Kosten eines Arbeitsplatzes

Die Kosten eines Arbeitsplatzes setzen sich zusammen aus Personalkosten, Sachkosten und Gemeinkosten.

Wenn die Kosten eines Arbeitsplatzes Bestandteil einer Kostenträgerrechnung (Produktkostenrechnung) sind, werden in der Regel neben den Personalkosten die Sach- und Gemeinkosten direkt den Kostenträgern zugeordnet.

Das in der KGSt®-Materialie 8/2010 vorgestellte Verfahren greift also immer dann, wenn für Planungszwecke oder nachgehende Kostenbetrachtungen nicht auf Werte aus Kostenrechnungen (für die durch einen Arbeitsplatz entstehenden Personal-, Sach- und Gemeinkosten) zurückgegriffen werden kann.

Das Verfahren zur Ermittlung der Kosten eines Arbeitsplatzes dient insbesondere der Kalkulation

  • von Belastungen und Einsparungen für den Haushalt, Budgets und Kostenstellen durch die Neueinrichtung oder den Wegfall von Stellen und Arbeitsplätzen,
  • der Arbeitsplatzkosten im Rahmen von Plankostenrechnungen für Budgets, Kostenstellen und Kostenträgern (z.

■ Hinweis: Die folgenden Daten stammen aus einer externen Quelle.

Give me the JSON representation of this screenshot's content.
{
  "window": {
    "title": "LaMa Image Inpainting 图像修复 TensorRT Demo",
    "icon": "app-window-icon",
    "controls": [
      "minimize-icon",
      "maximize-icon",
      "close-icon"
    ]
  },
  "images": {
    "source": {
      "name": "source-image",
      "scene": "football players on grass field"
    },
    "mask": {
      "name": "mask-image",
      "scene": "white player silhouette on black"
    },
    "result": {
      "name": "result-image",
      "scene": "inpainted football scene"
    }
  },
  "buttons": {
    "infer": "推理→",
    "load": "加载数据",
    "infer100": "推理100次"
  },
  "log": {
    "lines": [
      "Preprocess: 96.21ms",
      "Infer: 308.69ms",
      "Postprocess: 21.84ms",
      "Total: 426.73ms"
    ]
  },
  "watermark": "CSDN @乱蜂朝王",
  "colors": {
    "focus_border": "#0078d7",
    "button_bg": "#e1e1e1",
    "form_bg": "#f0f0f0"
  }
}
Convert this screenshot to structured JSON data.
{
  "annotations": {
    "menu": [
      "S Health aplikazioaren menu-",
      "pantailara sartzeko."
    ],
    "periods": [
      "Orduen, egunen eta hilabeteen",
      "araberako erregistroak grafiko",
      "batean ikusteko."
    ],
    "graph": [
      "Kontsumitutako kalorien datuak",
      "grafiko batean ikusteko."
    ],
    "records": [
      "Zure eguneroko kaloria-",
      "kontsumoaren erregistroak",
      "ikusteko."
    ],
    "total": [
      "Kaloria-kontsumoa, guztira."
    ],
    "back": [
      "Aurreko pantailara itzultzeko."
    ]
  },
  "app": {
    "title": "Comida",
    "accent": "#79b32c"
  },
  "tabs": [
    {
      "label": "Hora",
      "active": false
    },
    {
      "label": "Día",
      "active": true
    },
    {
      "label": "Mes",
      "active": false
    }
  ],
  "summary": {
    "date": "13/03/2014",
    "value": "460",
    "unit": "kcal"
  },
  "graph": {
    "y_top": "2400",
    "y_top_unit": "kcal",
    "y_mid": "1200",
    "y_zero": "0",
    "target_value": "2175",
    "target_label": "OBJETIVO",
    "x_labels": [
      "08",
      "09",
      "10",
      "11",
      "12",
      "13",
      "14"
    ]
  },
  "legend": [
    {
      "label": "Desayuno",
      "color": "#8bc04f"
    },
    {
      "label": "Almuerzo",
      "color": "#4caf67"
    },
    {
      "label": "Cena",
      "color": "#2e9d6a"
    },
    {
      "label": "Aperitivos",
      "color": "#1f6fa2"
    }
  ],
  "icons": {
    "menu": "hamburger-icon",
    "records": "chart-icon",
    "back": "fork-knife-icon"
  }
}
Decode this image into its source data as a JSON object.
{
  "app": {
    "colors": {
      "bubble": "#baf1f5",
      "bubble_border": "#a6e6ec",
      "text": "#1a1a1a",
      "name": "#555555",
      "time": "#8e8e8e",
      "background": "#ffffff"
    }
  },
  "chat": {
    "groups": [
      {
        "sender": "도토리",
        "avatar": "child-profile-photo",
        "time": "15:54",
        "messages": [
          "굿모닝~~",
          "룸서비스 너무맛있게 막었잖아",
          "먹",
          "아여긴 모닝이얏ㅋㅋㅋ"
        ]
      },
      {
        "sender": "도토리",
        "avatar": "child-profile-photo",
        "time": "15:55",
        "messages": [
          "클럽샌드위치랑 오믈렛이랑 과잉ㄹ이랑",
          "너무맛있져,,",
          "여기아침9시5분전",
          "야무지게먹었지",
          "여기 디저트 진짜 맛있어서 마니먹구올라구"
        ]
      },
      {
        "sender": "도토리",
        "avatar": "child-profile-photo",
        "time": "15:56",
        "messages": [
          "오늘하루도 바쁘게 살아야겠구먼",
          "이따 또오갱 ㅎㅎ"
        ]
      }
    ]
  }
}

B. für die interne Leistungsverrechnung, die Ermittlung von Verwaltungskostenerstattungen, die Ermittlung von Produktkosten, die Durchführung von Kostenvergleichen u. ä.).

Die KGSt hat zuletzt mit der Materialie 8/2010 die „Kosten eines Arbeitsplatzes" aktualisiert. Die Personalkostentabellen basieren auf den durchschnittlichen Personalkosten der Stadt Köln. Bei den Werten der Stadt Köln handelt es sich nicht um eine Fortschreibung der Vorjahreswerte, sondern um eine Neuberechnung auf der Basis aktueller Istkosten.

Die Materialie enthält außerdem eine - auf der Basis einer Umfrage ermittelte - aktualisierte Sachkostenpauschale.